GGrantIndex
← Search

CSR: SHF: Medium: Collaborative Research: New Horizons in Deterministic Execution

$423,441FY2017CSENSF

University Of Pennsylvania, Philadelphia PA

Investigators

Abstract

If you have ever thought to yourself "huh, my computer didn't do that last time", you may have experienced what computer scientists call non-determinism. Today, most computer hardware executes programs in a non-deterministic fashion: a program may yield different output or behavior in different runs, given the exact same input, sometimes with disastrous consequences. Recent research enforces deterministic execution in inherently non-deterministic systems. Unfortunately, this often comes at a steep performance price. Also, until now determinism is only available for non-interactive programs. The goal of this project is to improve the efficiency of deterministic execution of concurrent programs, and to include a large class of interactive programs in the scope of deterministic execution. Longer term, the goal is to make deterministic computing a viable choice, where nondeterminism is the only option today. This would likely improve both the safety and quality of the vast number of multithreaded programs running on today's and tomorrow's multicore devices. To bring the benefits of deterministic execution to real-world programs, this project investigates algorithms, runtime systems, operating systems and hardware support to improve the performance and applicability of determinism.
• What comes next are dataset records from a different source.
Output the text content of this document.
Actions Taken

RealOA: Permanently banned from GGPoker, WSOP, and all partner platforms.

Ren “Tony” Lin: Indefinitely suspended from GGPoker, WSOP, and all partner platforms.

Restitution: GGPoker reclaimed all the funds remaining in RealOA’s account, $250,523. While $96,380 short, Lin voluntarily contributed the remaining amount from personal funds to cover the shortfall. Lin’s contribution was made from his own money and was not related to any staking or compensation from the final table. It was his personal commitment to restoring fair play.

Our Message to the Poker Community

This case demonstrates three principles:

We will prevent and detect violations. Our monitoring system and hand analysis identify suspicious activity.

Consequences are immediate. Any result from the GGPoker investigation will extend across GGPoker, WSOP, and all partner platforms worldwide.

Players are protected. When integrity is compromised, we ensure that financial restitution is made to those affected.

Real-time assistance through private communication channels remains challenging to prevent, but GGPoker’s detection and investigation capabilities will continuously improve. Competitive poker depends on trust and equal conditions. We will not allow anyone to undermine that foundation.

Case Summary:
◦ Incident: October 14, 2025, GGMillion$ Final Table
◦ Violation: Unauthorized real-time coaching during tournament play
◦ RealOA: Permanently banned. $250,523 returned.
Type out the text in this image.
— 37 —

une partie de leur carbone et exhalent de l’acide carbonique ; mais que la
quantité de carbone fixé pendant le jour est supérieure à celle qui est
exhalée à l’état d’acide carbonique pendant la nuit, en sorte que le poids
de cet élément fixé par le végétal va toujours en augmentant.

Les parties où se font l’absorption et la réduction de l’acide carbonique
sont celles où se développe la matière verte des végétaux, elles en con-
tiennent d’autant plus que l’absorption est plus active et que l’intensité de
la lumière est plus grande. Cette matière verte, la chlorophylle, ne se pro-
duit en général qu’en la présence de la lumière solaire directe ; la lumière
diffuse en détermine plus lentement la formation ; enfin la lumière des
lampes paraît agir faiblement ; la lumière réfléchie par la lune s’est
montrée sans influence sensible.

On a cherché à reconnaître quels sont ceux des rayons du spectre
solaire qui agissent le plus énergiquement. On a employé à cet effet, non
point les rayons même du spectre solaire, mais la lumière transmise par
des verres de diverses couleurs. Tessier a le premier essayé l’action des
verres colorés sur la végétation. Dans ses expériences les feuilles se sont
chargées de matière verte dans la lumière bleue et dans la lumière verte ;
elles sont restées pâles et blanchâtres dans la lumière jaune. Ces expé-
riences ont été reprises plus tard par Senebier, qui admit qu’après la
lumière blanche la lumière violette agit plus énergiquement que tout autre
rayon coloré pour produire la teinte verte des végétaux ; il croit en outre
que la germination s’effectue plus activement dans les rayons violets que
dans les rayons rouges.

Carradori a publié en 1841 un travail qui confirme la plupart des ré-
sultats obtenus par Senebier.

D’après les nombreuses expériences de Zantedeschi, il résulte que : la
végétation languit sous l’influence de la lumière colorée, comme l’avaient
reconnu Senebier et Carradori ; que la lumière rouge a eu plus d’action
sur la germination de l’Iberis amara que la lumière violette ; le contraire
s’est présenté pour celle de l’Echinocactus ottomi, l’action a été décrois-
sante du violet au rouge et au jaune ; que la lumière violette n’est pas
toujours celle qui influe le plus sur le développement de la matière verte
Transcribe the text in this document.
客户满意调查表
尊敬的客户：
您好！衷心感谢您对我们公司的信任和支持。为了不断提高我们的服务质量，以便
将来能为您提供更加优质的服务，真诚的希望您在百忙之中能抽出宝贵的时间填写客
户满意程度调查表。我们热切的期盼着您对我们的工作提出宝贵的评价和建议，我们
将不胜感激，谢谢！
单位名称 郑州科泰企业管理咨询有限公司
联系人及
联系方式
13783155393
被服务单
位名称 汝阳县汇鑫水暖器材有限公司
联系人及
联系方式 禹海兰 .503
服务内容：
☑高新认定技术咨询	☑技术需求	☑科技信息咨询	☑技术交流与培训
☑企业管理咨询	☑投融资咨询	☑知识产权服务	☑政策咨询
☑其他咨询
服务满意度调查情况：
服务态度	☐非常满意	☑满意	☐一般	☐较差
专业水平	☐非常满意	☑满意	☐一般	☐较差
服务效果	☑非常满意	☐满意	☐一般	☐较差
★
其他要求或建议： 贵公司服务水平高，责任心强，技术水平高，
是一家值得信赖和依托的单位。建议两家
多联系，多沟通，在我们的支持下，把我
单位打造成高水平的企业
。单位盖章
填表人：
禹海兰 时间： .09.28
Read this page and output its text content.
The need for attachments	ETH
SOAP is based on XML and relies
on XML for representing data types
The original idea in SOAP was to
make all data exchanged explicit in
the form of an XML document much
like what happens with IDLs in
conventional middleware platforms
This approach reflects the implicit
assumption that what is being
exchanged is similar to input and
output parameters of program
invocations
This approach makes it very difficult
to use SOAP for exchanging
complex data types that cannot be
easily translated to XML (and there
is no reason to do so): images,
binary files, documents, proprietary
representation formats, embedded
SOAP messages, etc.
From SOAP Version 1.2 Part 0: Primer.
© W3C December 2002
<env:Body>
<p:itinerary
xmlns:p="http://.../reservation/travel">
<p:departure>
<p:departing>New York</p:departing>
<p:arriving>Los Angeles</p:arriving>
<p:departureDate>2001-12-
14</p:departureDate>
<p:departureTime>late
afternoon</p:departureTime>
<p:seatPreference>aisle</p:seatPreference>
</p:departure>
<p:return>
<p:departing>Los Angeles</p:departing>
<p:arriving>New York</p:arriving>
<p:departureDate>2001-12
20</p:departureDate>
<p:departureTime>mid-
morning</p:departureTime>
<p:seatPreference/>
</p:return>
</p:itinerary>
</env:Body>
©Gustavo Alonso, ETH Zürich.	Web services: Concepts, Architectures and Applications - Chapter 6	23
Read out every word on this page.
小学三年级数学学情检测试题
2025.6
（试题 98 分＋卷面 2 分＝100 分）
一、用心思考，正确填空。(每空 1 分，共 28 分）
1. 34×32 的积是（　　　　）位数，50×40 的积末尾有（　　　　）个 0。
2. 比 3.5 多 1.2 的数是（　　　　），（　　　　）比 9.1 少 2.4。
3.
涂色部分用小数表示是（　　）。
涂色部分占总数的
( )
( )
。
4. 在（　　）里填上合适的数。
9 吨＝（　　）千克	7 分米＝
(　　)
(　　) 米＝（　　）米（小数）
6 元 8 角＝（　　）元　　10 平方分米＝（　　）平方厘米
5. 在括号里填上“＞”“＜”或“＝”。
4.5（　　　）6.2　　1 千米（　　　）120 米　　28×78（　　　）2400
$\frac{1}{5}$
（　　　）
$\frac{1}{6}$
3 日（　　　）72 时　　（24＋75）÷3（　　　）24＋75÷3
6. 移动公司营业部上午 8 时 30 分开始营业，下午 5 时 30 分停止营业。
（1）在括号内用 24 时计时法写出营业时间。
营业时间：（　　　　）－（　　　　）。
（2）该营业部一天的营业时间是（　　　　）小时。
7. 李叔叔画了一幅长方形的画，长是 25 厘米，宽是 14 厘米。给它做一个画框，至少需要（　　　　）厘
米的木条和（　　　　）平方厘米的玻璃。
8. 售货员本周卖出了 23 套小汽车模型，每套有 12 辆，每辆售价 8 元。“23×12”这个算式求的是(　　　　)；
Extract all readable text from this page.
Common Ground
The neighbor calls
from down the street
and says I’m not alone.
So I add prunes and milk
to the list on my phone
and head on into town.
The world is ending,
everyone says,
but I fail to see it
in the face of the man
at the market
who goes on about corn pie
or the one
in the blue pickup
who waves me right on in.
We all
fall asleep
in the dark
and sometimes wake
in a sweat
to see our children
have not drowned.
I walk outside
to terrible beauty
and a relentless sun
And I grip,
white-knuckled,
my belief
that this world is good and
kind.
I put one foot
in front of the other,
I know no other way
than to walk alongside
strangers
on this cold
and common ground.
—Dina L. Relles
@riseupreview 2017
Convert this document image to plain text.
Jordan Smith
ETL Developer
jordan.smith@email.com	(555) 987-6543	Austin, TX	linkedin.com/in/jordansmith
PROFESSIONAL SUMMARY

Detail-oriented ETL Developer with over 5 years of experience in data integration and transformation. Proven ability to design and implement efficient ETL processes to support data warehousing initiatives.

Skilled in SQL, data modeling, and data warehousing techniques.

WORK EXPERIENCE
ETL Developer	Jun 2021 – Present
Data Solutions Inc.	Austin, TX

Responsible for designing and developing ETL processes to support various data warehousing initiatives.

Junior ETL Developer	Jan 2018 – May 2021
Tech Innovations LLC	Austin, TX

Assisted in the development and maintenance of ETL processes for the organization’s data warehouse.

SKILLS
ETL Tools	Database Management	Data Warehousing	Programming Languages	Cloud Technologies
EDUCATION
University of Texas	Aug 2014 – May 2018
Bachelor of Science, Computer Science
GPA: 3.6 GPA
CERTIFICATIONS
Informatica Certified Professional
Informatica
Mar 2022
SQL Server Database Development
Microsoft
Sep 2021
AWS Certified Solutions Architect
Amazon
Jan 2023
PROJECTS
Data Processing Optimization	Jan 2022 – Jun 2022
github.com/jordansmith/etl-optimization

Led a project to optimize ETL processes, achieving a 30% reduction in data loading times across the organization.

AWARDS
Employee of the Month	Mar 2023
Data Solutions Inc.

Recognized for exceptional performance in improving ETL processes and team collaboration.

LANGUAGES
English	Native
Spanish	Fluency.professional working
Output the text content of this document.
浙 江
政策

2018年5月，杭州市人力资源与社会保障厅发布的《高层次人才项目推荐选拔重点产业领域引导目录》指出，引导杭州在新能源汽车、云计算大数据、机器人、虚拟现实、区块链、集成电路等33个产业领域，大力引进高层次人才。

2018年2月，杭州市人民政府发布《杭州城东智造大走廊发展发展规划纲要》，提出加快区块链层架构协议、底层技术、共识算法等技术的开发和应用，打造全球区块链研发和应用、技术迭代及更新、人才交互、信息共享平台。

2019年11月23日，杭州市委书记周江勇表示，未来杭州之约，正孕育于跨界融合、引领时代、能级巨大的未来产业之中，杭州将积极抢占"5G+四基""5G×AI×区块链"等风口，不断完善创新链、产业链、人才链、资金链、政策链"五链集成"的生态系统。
The project is organized along three major thrusts: combating the clock skew in deterministic logical clocks that imposes unnecessary waiting on threads, using speculation to break the serial bottleneck that current systems impose on synchronization operations, and extending the scope of determinism to encompass interactive applications. The researchers plan to openly distribute the systems built for this project to facilitate examination by other researchers and integration with computer systems education.